Cromford Canal and Black Rocks

Weaving up the Derwent Valley for five and a half miles of its length the Cromford Canal passes through stunning countryside.

Sponsored by local businessmen, including Sir Richard Arkwright, the canal was engineered by William Jessop, whose son Josias went on to engineer the Cromford and High Peak Railway, now the High Peak Trail.  The top section of the canal to Cromford was used as a working waterway until 1944.

The 5 mile stretch along the towpath from Cromford Wharf to Ambergate is a Site of Special Scientific Interest (SSSI) and the canal is home to water voles and a variety of wildflowers, birds and ducks.

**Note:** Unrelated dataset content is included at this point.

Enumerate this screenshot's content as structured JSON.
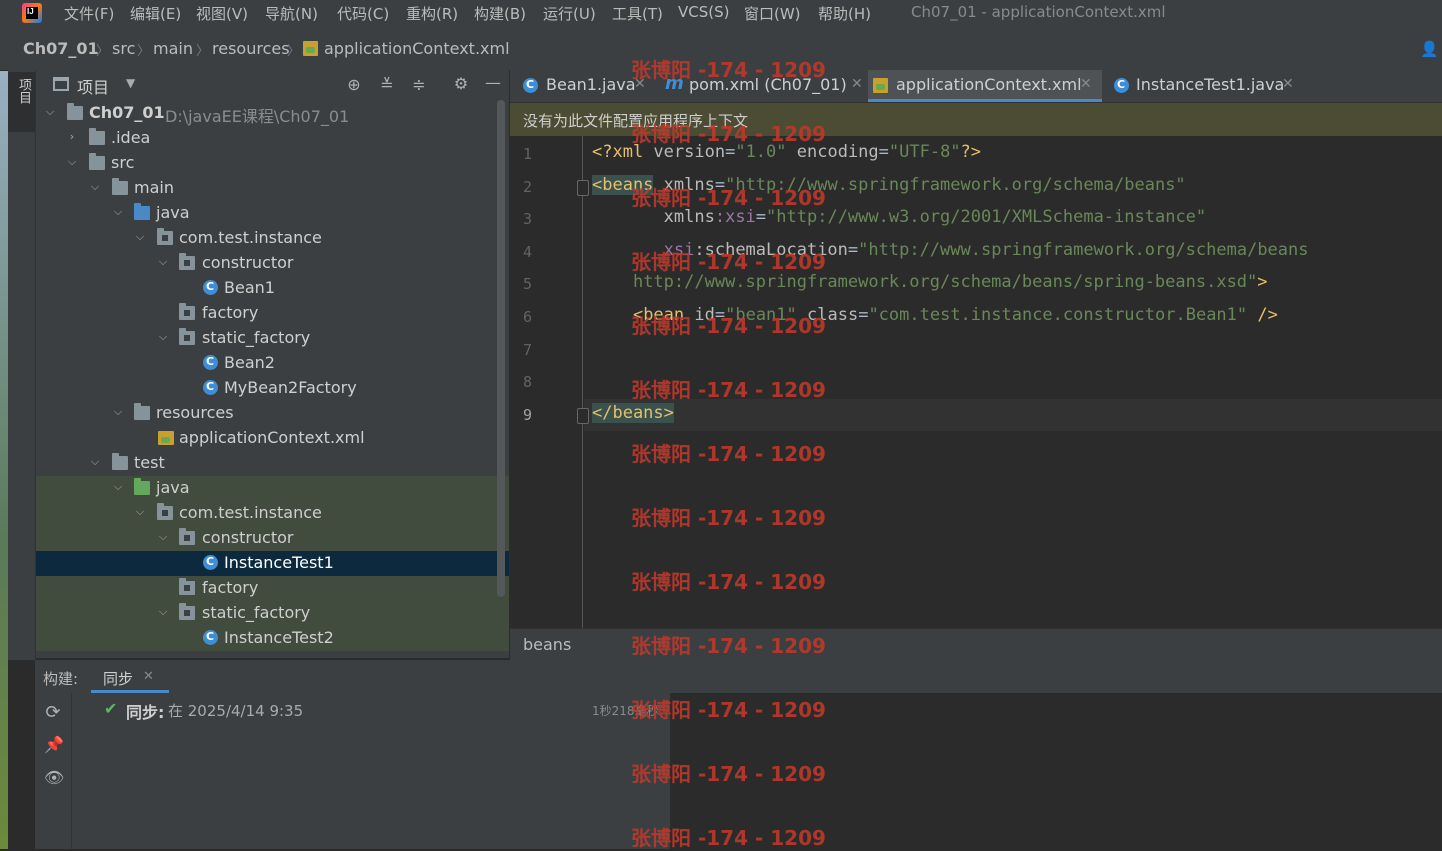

A mile along the towpath from Cromford Wharf is High Peak Junction and some of the oldest surviving railway workshops in the world; you can find out more at the High Peak Junction Visitor Centre.  Continue a little further and you will find Leawood Pumphouse, built in 1849 and still in pristine working order, and Aqueduct Cottage once part of Florence Nightingale’s family estate and in the process of being restored.

If you fancy a walking challenge – at High Peak Junction you can join the High Peak Trial by taking the route up Sheep Pasture Incline (a 1 in 9 gradient).  The effort is worth it when you reach Black Rocks at the top, with fantastic views of Matlock Gorge, Cromford Mills, Carsington Reservoir, and the Derwent Valley.  From here you can continue along the High Peak Trial or head across Cromford Moor with its woodland trails and heather moorland.  Follow this link for more information about Black Rocks.

Cromford Canal offers flat terrain that can be enjoyed by everyone; you can hire a Tramper, (an ‘all terrain mobility scooter’) from Cromford Mills or High Peak Junction.